Clothes Call
by Anita Diamant
While packing away my winter woolies I discovered that my warm-weather wardrobe was down to three dresses, three wearable pairs of capris and a mess of t-shirts, where mess = stained and pilled. (I thought I did a thorough edit last fall.)
Thus I started shopping, looking to have my fancy struck. But in the process of scouting the magazines for spring and summer wear, I’ve become worried about Eileen Fisher. She is showing a wardrobe appropriate for a Chinese funeral – white being the color of mourning.
Is she depressed? Is she physically ill and fading away?

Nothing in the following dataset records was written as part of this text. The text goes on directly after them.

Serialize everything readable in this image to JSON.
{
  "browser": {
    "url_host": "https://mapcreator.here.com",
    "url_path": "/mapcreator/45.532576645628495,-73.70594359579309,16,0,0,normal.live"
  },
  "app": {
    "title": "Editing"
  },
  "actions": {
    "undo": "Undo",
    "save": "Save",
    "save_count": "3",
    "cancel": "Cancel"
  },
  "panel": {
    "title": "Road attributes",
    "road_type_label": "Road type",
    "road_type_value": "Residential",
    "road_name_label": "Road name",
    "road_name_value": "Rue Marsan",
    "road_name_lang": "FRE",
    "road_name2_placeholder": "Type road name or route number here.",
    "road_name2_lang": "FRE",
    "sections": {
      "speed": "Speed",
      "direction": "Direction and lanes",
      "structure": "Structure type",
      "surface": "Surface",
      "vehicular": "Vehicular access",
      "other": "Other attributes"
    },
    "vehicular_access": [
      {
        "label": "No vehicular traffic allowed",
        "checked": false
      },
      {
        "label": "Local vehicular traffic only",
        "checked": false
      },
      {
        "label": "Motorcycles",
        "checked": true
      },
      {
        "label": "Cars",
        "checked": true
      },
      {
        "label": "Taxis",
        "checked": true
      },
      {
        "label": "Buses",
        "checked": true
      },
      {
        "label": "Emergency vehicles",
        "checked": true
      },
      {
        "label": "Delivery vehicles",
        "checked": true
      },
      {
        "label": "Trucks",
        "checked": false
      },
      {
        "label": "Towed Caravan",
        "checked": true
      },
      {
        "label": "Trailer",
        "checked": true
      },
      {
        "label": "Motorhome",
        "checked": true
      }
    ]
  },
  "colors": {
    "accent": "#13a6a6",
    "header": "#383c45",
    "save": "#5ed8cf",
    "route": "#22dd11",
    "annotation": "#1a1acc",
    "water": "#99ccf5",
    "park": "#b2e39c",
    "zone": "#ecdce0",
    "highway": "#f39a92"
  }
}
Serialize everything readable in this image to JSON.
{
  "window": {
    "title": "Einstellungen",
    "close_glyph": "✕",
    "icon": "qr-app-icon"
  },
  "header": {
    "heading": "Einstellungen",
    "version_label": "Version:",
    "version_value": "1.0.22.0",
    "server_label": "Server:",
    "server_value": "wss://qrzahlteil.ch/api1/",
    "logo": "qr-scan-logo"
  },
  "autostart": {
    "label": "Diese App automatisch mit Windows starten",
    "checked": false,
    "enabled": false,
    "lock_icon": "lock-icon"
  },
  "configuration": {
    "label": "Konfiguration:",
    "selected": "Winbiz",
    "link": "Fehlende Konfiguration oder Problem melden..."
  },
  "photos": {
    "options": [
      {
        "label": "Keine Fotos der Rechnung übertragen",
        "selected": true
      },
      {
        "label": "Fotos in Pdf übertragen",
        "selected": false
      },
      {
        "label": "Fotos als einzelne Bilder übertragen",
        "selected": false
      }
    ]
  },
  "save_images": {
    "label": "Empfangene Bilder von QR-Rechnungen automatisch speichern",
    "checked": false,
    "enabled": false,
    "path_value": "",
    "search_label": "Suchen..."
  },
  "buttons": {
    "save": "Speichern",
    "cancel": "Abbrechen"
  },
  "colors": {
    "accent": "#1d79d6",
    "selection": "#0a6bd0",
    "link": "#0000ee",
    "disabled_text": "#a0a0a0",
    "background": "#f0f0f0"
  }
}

There is something sad about all those asymmetrical grey and white pajamas. The well-cut looseness– her trademark silhouette – is starting to look like she’s given up on the human body. These are clothes made for the couch, if you don’t mind looking like an unmade bed after watching a single episode of The Unbreakable Kimmie Schmidt. Then again, Ms. Fisher favors linen, the most passive-aggressive of all fabrics.
I’m not asking her to go all Lily Pulitzer. Eileen has always leaned to monochromatic – especially black. But at least black is de trop, the presence of all color, dramatic. Her whites, on the other hand, are absent all drama; they threaten to make a girl disappear.
I own a small collection of EF, mostly purchased at consignment shops. They are well made and last for years. My Eileen Fisher “pieces” (which is what you call a sweatshirt that retails for more than $200) include a pair of pants, four long sleeve silk tees, the aforementioned sweatshirt and a sweater.
Said sweater hails from the late ‘90s and is the color of an emerald in a jewelry case, where the lights are arranged so the gem seems to glow from within. I bought it at Bloomingdales in the days Bloomingdales sold clothes for women who work for a living. Whenever I open the drawer and see that green – a daffodil stem before it flowers — I am encouraged. The glass is half full of springtime. Things are going to be okay.
Her new white togs elicit a sigh of resignation.
Or maybe Eileen is designing specifically for brown and black women; women for whom a beige poncho isn’t camouflage but a yin that proves the power and pop of their yang.
But to what end? Lupita Nyong’o would look good in a brown paper bag. Or a white plastic bag. Or even linen sack by Eileen Fischer. But why on earth would she bother when the whole damn rainbow suits her so well.